Is there really that much math involved in figuring out a 4 link?
0nly thing I can think of as far as being in the way would be the gas tank, I would like to keep it if possible and it mounts up inside the driver frame rail so that automatically becomes an issue with the upper link bars for a 4 link.
I really wanna get this thing right the first time and move on to the next project.
 
ok so sounds like gas tank will be coming out ...again! lol
As far as which style 3 link, its still open for debate..honestly.
So how complicated is it to set up a 4 link?
 
Honestly there's a lot to getting it right. To say that you want to build it yourself and get it right the first time is almost impossible. I've done probably 50 rear 4 links on 8-10 different types of vehicles. I still have things I want to change on every build I do. There are sooo many variables that need to be taken into account. The best advice I can give you is to look at lots of pictures. Search for other explorers and see how guys are doing it. Pay close attention to where they mount the links and how they feel about it after they've driven it some. Take it in, you'll learn more than you can imagine. Don't get caught up in trying to have crap loads of flex. Flex doesn't mean crap if you can't use it.
 
yea, there again I have only found 2 truly built,linked 2 door explorers. But yes I am trying to read read and read, the explorer wont even be in the garage for a few more months.
thanks, keep the advice coming, im gonna need it!
 
If you decide to adapt a Clayton's type product to your frame let us know, we will be happy to take care of you on any Clayton's parts you need.
 
4-link rear
 
OK thanks guys, I already ordered the joints from Barnes, for a 3 link ..not a big deal ill just order more lol and I already have the tube.
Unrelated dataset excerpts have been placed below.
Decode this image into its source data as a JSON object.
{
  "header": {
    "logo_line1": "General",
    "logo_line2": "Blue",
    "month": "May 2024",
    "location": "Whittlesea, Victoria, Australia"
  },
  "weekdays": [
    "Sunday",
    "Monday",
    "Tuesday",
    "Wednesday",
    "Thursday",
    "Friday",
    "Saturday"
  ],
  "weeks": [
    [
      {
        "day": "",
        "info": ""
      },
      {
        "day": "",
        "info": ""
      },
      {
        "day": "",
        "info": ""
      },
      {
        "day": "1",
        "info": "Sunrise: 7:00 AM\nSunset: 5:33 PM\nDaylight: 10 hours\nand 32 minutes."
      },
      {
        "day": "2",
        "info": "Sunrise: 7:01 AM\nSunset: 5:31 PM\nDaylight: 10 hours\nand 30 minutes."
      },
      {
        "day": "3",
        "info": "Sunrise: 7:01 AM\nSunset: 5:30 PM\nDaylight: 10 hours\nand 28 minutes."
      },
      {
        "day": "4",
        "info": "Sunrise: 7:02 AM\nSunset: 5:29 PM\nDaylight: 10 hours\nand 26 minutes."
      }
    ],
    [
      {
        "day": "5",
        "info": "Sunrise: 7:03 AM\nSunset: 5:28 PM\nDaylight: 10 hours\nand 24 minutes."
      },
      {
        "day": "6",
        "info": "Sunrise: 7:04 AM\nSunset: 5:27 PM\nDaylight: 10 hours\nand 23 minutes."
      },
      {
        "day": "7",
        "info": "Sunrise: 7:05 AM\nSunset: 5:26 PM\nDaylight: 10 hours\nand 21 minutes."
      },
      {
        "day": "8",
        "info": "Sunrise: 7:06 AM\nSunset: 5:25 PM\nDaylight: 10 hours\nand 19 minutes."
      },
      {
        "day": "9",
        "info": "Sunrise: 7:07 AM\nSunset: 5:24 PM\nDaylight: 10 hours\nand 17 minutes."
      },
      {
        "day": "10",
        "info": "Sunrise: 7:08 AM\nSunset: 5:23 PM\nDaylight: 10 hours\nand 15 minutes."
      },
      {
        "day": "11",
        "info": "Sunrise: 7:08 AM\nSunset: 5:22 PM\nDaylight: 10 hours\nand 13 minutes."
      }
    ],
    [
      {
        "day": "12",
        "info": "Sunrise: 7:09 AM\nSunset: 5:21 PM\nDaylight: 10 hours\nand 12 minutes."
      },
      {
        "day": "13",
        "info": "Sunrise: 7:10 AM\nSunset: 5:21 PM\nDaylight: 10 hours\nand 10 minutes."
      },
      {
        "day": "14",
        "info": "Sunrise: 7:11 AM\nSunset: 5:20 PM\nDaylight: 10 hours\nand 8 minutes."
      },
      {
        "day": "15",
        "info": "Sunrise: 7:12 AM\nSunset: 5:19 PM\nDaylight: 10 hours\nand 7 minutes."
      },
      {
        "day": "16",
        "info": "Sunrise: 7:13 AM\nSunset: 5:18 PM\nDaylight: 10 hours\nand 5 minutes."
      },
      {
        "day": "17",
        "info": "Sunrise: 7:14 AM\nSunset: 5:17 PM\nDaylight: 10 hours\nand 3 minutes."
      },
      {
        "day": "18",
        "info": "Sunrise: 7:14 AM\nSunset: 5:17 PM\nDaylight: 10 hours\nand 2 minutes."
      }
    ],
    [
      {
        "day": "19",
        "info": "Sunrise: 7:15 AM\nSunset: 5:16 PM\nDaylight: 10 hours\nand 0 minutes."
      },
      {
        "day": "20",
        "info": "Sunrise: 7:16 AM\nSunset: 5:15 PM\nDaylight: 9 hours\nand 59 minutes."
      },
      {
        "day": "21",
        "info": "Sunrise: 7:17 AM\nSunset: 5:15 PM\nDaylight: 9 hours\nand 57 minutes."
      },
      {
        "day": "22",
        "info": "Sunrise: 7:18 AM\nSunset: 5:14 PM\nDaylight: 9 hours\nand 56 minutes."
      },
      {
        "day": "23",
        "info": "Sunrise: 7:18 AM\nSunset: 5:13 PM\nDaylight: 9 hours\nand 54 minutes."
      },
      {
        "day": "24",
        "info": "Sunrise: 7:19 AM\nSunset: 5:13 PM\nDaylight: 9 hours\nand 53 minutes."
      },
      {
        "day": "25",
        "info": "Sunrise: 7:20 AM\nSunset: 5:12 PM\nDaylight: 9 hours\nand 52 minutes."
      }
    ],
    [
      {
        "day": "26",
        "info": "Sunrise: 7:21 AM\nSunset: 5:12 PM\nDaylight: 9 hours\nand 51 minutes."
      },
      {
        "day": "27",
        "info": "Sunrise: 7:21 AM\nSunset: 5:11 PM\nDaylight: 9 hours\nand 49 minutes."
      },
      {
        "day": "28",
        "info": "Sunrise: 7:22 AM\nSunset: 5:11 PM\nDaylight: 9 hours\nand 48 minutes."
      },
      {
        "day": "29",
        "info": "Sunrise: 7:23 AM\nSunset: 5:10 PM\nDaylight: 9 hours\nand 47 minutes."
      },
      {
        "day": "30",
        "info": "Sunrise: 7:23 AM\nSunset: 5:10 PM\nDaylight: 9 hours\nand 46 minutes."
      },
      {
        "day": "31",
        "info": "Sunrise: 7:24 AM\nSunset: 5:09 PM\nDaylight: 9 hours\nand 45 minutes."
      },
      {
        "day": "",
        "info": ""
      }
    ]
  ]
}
on a side note what is the recommended size joint to use on the the panhard bar for the 3 link ( front )
 
Not meaning to thread hijack, but what are you guy's opinion on a wishbone or a Y upper link? I think someone mentioned it above. Just curious because I'm learning all this stuff too.
 
Y shaped upper links are okay I suppose. They need to be super strong especially on something that goes fast. There is really no benifit to it that I can think of other than saving the cost of a joint and bung, but what you save there you've gotta turn around and spend on extra material to beef up the whole unit. A Y link will make the axle track 100% straight up and down. The biggest mistake I see when guys make their Y links is that they angle the joints at the frame. The joints really need to be mounted so that the bolts are perpendicular to the frame not angled 20-25 deg. like upper 4 link bars would be.
 
AHh I see what you mean by angling the joints. The motion at those joints would be similiar to those uppers, right? Also, I can see where you would spend just as much money beefing up a Y link as you would doing a 4 link. Thanks for the info!
 
I used the calculator from TRIAGED on the PirateBB. I read a lot about 4 links and used his Excel Calculator as a sanity check.